# Data Wrangling


**1. Describe the data: what values it mostly contains, what is the size of the dataset etc.**  
Prior to processing there are 100,200 entries in the dataset and more columns/features than are relevant. Most of these values appear to be one's and zeroes. In a real-world scenario I might consider whether or not the bulk of the data is boolean data or not, but in this instance it seems to just be noise, because giving a candidate a table with only a few columns would be too easy. Based on the task, the dataset's clearly intended to simulate the results of a survey.

    - Before processing: 100,200 entries.
    - Mostly 1's and 0's, but there's other values in there (spotted a few 2's, and q2 and q4 clearly accept 2's, so I doubt it's boolean data or normalised data). 
    - There'd probably normally be more diversity in the values than 1's and 0's
    - A person's response? Multiple choice? Flags for whether the user did somthing or didn't?
    
**2. Drop all duplicate respondents based on `respondent_index` column (keep the first occurrence of the respondent)**  
Easily doable with a dataframe. The functions `dataset.groupby(dataset.index).nth(0)` deal with this. Originally tried the `.first()` function, but when I ran it on a smaller set of dummy data I found it was ignoring rows with NaN values. Since I'm being asked to take the first value, and not yet being expected to remove NaN values, `.nth(0)` works.

**3. We will compute weighting based on the `q2` (gender) and `q4` (age group) column. Drop all respondents having NaNs in these columns. Do you know why this could happen and what the possible solutions are?**  
Dropping NaN values from specified columns is pretty straightforward: `dataset.dropna(subset=['q2', 'q4'])`. 

The NaN values would originate from users who have not specified their age or gender, presumably because they've chosen not to specify. In other instances it might stem from the user not even being presented with the question in particular. A common example would be "What country are you from?" If the user selects "US" there might be a field asking what state, but that field doesn't appear to anyone outside the US.

Typically you would either drop the NaN values, or fill them in with an average value for that column/feature. 

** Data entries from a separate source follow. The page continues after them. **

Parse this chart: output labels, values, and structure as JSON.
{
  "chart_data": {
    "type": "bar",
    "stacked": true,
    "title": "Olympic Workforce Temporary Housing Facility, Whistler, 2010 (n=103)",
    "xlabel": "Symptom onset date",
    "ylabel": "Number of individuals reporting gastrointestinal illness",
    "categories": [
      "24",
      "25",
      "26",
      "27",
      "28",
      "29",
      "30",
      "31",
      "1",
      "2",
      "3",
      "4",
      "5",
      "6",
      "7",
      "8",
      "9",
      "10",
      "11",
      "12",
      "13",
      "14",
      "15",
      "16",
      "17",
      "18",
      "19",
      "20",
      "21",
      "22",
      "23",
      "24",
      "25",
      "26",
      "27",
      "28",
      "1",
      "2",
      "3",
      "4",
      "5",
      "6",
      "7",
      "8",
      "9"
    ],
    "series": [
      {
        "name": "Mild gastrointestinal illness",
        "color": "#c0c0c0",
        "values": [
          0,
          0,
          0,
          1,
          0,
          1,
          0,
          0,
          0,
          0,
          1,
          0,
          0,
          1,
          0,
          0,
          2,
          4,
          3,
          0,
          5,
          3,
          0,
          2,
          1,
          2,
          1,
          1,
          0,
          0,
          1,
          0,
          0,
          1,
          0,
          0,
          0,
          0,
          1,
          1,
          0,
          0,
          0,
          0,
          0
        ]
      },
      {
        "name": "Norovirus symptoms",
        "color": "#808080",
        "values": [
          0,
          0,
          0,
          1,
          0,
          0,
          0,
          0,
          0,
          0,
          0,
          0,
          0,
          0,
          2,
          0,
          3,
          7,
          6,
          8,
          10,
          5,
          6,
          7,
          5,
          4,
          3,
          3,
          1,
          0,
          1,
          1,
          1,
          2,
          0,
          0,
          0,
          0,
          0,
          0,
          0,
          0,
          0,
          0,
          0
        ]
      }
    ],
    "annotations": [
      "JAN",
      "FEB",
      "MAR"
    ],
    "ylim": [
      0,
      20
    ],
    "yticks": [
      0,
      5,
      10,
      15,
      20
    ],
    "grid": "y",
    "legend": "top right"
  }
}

**4. There is a `q3_column.csv` file in the directory. Download it and merge it on the index to the original dataframe. Are there more variants of (a database) merge?**  
    - I've loaded the table as a dataframe, and the q3 file as a series. I've then just concatenated them.
    - Uuh, I don't know?

# Computation

    - Well `factor = 1` just smells of mistake.
    - Even if it's not, count and quote_size are still unused, and you want to scale it by target over true vale. Which is quote_size/count.

Numbers on each line clearly don’t match, so you need to edit the code so it does match. There is a bug in computing the `factor` in function `get_factor_weights`, which is a value which should be assigned to a respondent with a given combination of q2 and q4. 

TASK: You have to locate and fix this bug in order to complete this part. The numbers on each line should match. Hence, the output of a correct solution should be:

    $ python compute_weights.py tmp.hdf
    (q2, q4): (0, 0)	 1000.0 	 1000
    (q2, q4): (0, 1)	 2000.0 	 2000
    (q2, q4): (0, 2)	 3000.0 	 3000
    (q2, q4): (1, 0)	 5000.0 	 5000
    (q2, q4): (1, 1)	 8000.0 	 8000
    (q2, q4): (1, 2)	 3000.0 	 3000

VS

    $ python compute_weights.py tmp.hdf
    (q2, q4): (0, 0)	 1643.0 	 1000
    (q2, q4): (0, 1)	 21698.0 	2000
    (q2, q4): (0, 2)	 26548.0 	3000
    (q2, q4): (1, 0)	 1743.0 	 5000
    (q2, q4): (1, 1)	 21658.0 	8000
    (q2, q4): (1, 2)	 26809.0 	3000


# Results

Create a github repository, push your solution and your report to this repository (not the data). The report should give us a good picture of how you approached and solved the problem. Use whatever format you like, but Jupyter notebook is prefered. 


# Bonus Task 

On a VPS provider of your choice (there are e.g. free trials on Digital Ocean, Google Compute, AWS, etc.), create a machine with any Linux distribution. Install an ElasticSearch instance, upload the final dataframe to the server and then write a Python script which reads the file line by line and writes data into the database. 

*Note:* What's the purpose here? To demonstrate ability with cloud servers, or to demonstrate linux/push capability?